The lesions may be macular and can develop and disappear in minutes, appearing to change shape while being examined.
They are found on the trunk and proximal aspects of the extremities and often go unnoticed by patients and parents, as they are usually covered by clothing.
Sydenham chorea
This is a neurological disorder characterized by emotional lability, personality change, muscular weakness, and uncoordinated, involuntary, purposeless movements.
The classic weakness is characterized by the inability to sustain a tetanic contraction. Patients are unable to maintain a clenched fist when attempting to grip the examiner's hand. Other findings include dysarthric speech, gait problems, and poor fine-motor skills.14
The motor symptoms usually disappear during sleep and may be partially suppressed by sedation.
They can involve the face, hands, and feet.

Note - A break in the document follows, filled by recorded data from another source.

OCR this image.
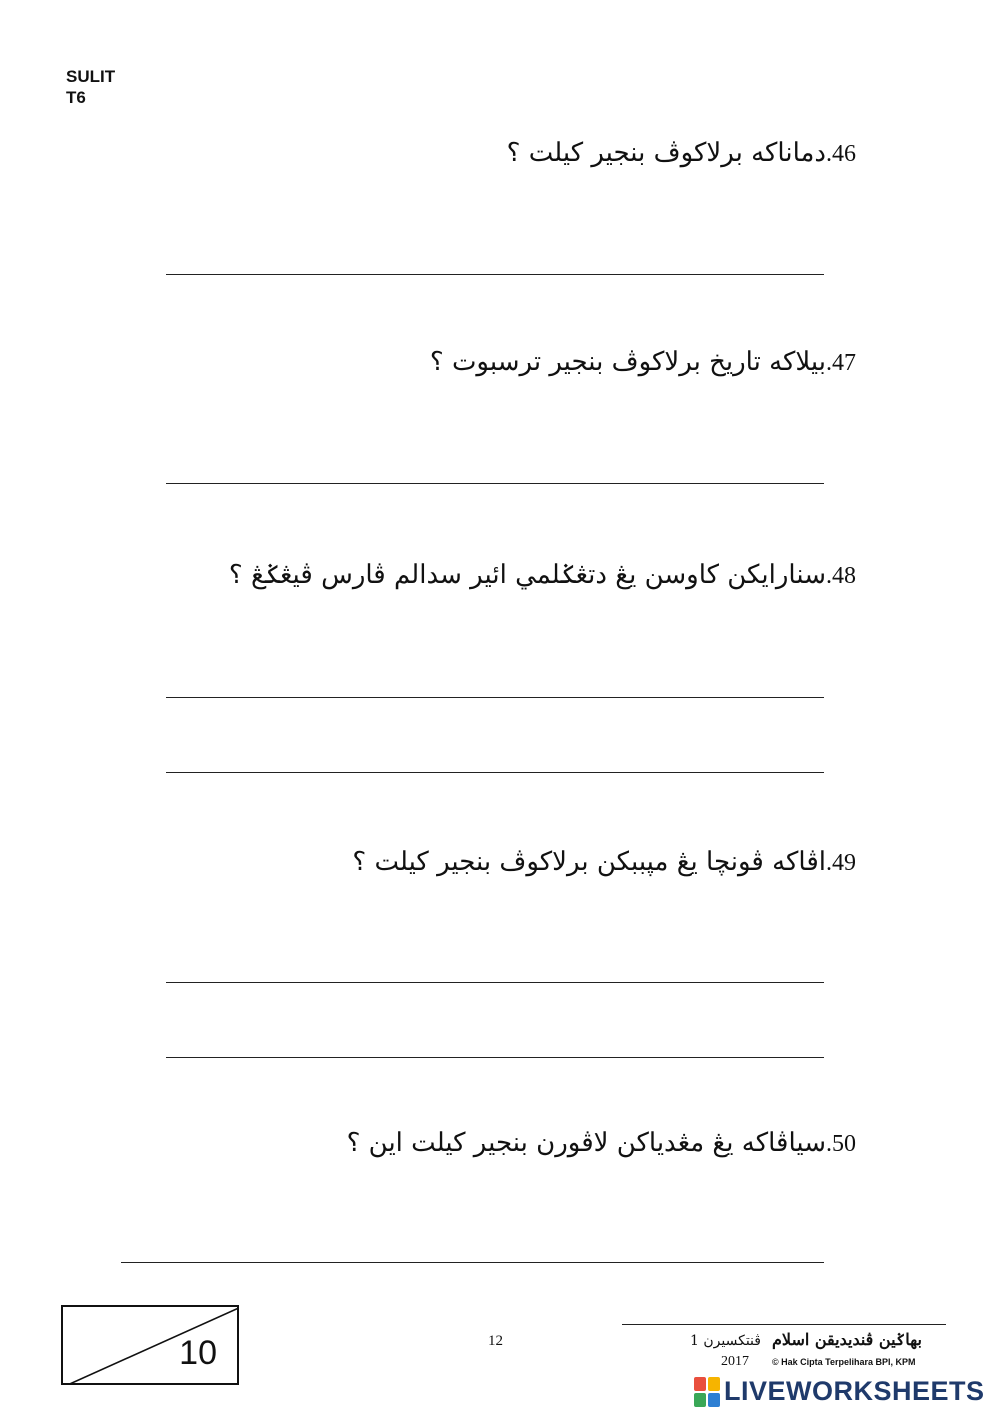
SULIT
T6
.46
دماناكه برلاكوڤ بنجير كيلت ؟
.47
بيلاكه تاريخ برلاكوڤ بنجير ترسبوت ؟
.48
سنارايكن كاوسن يڠ دتڠݢلمي ائير سدالم ڤارس ڤيڠݢڠ ؟
.49
اڤاكه ڤونچا يڠ مپببكن برلاكوڤ بنجير كيلت ؟
.50
سياڤاكه يڠ مڠدياكن لاڤورن بنجير كيلت اين ؟
10	12	ڤنتكسيرن 1
2017
بهاݢين ڤنديديقن اسلام
© Hak Cipta Terpelihara BPI, KPM
LIVEWORKSHEETS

The average duration of an untreated ARF attack is 3 months. Chronic rheumatic fever, generally defined as disease persisting for longer than 6 months, occurs in less than 5% of cases.
Causes
Group A beta-hemolytic streptococcal infection may lead to rheumatic fever. The overall attack rate after streptococcal pharyngitis 0.3-3%, but certain genetically predisposed individuals, comprising perhaps 3%-6% of the population, account for those who develop rheumatic fever.6
Studies in developed countries have established that rheumatic fever followed only pharyngeal infections and that not all serotypes of group A streptococci cause rheumatic fever. For example, some strains (eg, M types 4, 2, 12) in a population susceptible to rheumatic disease do not result in recurrences of rheumatic fever. The classic rheumatogenic serotypes are thought to include 3, 5, 6, 14, 18, 19, and 24.2 More recent data, largely from studies of the indigenous peoples of Australia, suggest that skin infections (pyoderma) can predispose to ARF and that various other serotypes may be involved.

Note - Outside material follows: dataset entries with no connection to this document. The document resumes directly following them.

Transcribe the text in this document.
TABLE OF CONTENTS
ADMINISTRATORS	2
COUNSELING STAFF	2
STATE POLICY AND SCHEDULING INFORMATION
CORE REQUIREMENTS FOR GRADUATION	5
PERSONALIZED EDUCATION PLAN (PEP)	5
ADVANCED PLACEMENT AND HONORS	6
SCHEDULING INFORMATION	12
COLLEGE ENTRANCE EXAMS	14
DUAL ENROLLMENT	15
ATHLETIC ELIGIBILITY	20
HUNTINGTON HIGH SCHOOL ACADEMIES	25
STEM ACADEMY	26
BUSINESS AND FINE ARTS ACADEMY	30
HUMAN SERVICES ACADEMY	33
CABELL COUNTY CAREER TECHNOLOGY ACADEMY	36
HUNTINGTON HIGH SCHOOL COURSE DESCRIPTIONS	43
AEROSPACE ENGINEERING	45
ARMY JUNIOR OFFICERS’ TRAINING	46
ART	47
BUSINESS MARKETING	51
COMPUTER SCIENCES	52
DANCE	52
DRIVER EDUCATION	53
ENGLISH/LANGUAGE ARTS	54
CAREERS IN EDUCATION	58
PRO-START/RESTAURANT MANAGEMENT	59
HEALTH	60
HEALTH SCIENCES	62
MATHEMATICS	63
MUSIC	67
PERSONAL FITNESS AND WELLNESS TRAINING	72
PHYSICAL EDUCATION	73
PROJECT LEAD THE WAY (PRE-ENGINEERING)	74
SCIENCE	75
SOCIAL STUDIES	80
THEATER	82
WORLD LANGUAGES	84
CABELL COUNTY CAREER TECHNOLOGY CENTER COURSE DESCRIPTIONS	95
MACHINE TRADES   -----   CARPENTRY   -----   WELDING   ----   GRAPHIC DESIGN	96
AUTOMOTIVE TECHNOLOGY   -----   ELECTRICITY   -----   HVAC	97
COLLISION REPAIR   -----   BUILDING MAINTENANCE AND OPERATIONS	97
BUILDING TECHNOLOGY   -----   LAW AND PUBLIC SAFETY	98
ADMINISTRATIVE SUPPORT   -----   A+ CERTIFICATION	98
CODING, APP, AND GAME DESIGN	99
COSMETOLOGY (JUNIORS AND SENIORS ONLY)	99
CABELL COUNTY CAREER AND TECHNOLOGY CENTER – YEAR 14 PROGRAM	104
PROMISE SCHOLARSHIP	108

Two basic theories have been postulated to explain the development of ARF and its sequelae following group A streptococcal infection: (1) a toxic effect produced by an extracellular toxin of group A streptococci on target organs such as the myocardium, valves, synovium, and brain and (2) an abnormal immune response to streptococcal components. Increasing and compelling evidence now strongly favors the autoimmune explanation. It seems clear that an exaggerated immune response in a susceptible individual leads to rheumatic fever. This probably occurs through molecular mimicry, in which the immune response fails to differentiate between epitopes of the streptococcal pathogen and certain host tissues.